Towards Peer-to-Peer Scheduling Architecture for the Czech National Grid
CESNET technical report 27/2010
Šimon Tóth, Miroslav Ruda, Luděk Matyska
Received 2. 12. 2010
Abstract
The Czech National Grid Infrastructure MetaCentrum has been using a central scheduler infrastructure for approximately the past 10 years. This facilitated simple administration and direct support for large jobs running across several geographical sites. The knowledge of complete state allowed the scheduler to provide high quality decision making incorporating features like fairshare. On the other hand, this central setup created a single point of failure issue and also reached its scalability limits.
In this paper we describe our work towards a new distributed architecture that maintains high scheduling quality while solving most of the single server issues.
Our new distributed architecture provides both local autonomy and high scheduling quality. Users can still submit jobs locally even when cross-site connectivity is lost. Individual schedulers work primary with their local server but still maintain global state, that allows them to mimic centralised scheduling features. The architecture still supports central accounting and fairshare across the entire grid.
Implementation is based on the open-source Torque batch system, which replaced the previous commercial PBSPro central server installation. Torque provides a similar codebase as it has a common ancestor with PBSPro in OpenPBS. Torque therefore provides familiar interface for both users and developers.
This technical report is an extended version of the paper published for the Cracow Grid Workshop 2010.
Keywords: Torque, batch system, peer-to-peer, PBSpro, job scheduling
1 Czech National Grid
The Czech national grid infrastructure is composed from mostly computational resources.
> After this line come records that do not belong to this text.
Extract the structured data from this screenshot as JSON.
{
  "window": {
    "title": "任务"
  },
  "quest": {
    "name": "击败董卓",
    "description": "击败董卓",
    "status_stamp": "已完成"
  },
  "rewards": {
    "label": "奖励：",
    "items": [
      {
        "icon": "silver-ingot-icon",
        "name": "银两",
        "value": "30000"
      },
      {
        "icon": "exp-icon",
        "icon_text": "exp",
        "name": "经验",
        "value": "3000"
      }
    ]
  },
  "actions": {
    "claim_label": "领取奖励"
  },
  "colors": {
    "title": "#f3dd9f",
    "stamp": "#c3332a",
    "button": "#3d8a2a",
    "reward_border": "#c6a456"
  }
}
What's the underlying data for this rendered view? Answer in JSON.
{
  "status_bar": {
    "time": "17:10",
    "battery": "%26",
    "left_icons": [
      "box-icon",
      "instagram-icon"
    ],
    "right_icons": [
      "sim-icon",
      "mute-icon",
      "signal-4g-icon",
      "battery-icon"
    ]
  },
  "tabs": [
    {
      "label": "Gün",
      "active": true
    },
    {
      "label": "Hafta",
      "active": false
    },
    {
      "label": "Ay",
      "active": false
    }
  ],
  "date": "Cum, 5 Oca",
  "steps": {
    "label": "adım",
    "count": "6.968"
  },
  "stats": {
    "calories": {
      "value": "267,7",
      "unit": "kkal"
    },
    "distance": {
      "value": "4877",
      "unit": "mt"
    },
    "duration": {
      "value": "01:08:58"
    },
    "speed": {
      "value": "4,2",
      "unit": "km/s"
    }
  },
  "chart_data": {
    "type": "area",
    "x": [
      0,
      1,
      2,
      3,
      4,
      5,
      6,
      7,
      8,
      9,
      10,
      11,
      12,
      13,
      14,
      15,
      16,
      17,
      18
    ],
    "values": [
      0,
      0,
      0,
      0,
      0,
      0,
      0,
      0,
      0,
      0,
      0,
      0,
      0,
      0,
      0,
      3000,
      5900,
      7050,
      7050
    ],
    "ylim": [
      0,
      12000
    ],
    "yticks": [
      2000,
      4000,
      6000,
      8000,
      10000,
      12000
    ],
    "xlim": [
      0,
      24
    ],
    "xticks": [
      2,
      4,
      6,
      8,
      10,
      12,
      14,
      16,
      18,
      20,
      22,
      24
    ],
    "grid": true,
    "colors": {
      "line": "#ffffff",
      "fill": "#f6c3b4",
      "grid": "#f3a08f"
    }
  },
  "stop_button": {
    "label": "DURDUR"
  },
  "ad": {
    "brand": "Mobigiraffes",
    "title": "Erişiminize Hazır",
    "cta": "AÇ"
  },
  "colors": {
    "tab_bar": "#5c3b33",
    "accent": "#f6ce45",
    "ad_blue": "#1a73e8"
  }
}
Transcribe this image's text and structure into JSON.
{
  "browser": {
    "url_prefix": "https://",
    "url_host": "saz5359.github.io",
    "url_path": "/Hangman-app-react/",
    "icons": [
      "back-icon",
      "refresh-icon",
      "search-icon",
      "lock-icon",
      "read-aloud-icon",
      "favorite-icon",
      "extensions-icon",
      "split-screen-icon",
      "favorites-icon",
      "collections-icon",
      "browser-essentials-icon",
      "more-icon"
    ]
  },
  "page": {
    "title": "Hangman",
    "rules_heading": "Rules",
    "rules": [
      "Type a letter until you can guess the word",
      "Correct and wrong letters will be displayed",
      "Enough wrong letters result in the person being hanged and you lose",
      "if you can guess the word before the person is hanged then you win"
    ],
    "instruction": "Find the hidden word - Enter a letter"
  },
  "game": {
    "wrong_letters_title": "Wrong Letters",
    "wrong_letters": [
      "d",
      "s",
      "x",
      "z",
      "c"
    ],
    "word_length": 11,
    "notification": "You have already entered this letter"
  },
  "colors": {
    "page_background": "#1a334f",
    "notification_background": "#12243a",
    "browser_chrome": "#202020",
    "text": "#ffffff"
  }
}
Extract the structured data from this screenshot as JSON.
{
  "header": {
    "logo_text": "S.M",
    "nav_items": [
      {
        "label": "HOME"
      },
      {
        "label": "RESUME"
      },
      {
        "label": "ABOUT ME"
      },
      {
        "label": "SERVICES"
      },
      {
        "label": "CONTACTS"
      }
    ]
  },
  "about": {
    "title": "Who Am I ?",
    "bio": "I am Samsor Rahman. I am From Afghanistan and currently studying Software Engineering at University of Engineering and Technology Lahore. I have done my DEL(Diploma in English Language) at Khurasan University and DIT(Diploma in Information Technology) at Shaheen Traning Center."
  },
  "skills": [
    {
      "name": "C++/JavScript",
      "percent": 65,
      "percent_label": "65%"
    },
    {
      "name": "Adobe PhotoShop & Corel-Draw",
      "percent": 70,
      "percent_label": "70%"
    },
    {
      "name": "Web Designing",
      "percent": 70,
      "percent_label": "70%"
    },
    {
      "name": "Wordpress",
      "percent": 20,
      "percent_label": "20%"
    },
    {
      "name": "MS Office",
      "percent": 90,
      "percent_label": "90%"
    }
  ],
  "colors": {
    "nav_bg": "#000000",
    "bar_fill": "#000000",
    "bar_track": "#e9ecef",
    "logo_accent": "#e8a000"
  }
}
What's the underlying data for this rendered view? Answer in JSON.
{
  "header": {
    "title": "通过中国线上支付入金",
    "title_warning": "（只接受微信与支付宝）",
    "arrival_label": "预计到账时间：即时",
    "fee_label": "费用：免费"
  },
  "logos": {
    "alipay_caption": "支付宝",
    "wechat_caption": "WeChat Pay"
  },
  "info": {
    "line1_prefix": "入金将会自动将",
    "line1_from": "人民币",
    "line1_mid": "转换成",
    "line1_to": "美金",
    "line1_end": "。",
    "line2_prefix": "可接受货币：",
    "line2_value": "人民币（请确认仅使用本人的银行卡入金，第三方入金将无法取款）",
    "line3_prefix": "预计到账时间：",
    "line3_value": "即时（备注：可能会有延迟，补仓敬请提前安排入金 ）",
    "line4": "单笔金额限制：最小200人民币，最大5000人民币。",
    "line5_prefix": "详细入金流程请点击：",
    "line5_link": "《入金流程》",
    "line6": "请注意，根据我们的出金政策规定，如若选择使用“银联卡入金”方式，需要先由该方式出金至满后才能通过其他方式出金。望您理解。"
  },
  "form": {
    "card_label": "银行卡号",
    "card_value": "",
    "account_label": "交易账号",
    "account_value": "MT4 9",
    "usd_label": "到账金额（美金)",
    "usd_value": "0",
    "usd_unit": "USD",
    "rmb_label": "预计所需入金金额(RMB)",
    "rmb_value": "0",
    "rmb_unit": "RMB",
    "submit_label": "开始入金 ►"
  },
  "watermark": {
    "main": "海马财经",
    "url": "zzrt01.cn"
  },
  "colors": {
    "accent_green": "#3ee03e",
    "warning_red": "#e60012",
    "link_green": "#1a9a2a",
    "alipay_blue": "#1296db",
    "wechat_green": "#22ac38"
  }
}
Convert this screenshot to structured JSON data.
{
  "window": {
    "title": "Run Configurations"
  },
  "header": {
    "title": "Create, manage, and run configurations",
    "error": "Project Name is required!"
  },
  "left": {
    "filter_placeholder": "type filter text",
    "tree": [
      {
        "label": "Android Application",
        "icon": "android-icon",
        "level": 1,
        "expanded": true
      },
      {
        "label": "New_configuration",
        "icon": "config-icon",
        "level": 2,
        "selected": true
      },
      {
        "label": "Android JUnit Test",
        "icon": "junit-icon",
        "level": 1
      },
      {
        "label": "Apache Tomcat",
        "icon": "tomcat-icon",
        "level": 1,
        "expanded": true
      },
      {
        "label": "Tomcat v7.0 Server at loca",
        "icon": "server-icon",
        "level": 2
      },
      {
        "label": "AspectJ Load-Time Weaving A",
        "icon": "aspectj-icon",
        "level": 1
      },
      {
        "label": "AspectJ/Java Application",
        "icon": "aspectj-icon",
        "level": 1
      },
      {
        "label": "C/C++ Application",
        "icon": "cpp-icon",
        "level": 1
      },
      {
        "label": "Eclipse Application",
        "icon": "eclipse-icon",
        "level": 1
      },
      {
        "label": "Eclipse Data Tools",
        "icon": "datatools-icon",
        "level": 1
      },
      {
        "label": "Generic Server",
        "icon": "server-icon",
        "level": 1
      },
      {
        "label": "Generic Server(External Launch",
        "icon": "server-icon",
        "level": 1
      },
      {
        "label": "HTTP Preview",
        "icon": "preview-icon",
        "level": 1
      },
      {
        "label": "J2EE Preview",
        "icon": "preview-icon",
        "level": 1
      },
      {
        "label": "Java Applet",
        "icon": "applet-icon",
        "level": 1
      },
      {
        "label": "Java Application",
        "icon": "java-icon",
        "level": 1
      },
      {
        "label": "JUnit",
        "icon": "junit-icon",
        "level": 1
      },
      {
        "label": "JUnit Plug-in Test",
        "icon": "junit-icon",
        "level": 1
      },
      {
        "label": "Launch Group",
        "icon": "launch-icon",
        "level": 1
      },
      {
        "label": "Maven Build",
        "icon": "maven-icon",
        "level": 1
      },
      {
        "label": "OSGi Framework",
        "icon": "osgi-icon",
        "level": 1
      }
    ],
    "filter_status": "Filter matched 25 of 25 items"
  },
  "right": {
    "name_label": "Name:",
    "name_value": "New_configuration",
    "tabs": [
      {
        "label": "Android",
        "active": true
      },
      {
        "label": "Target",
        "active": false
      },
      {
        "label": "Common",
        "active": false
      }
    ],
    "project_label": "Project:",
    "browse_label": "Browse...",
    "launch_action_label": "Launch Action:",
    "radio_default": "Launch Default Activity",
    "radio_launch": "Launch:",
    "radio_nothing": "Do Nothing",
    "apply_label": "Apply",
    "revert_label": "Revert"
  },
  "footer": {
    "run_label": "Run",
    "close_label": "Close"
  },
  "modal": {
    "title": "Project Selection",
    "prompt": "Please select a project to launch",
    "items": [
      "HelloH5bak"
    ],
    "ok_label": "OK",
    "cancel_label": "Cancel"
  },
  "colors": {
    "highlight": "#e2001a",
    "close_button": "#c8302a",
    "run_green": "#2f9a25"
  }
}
These are usually clusters, that are spread across the country, concentrated in several geographical sites Figure 1).
![[Image]](MC_mapa5.png)
Figure 1. MetaCentrum sites.
MetaCentrum is currently experiencing rapid growth of both computational resources and user base. This was the prime reason for the new distributed architecture proposal.
The expected grow is mostly due to new connected sites. New sites not only increase the instability of the network but new site owners expect certain amount of autonomy from MetaCentrum. Unavailability of the local cluster when connectivity to the central server is lost is usually unacceptable.
As of November 2010, the Czech national grid includes approximately 1500 CPUs with clusters in four cities in 7 total sites. The grid is currently processing over 100 000 jobs each month.
2 Central Server Architecture
Previously used architecture consisted of a single server installation coupled with a scheduler (Figure 2). The system was based on a commercial PBSPro batch system which was modified to facilitate the needs of the Czech national grid.
![[Image]](central_architecture.png)
Figure 2. Central server architecture
One central server allows the scheduler to work with full state information from the entire grid. This provides the scheduler with enough information to make informed decision like keeping empty space for starving jobs. Because the scheduler has complete control over the entire grid, it is simple to provide features like fairshare or multi-site jobs with additional effort.
2.1 MetaCentrum PBSPro Improvements
The original PBSPro system was greatly enhanced to handle the entire grid and its requirements. Many stability improvements were implemented to limit systems the downtime. The original scheduler was enhanced to support all features required in the Czech national grid.
Detailed analysis of the original system and the possibilities for the transformation into a P2P distributed architecture were discussed in [3] and [4]. We will be discussing the specifics of features ported for the intermediate architecture and the current state of the implementation.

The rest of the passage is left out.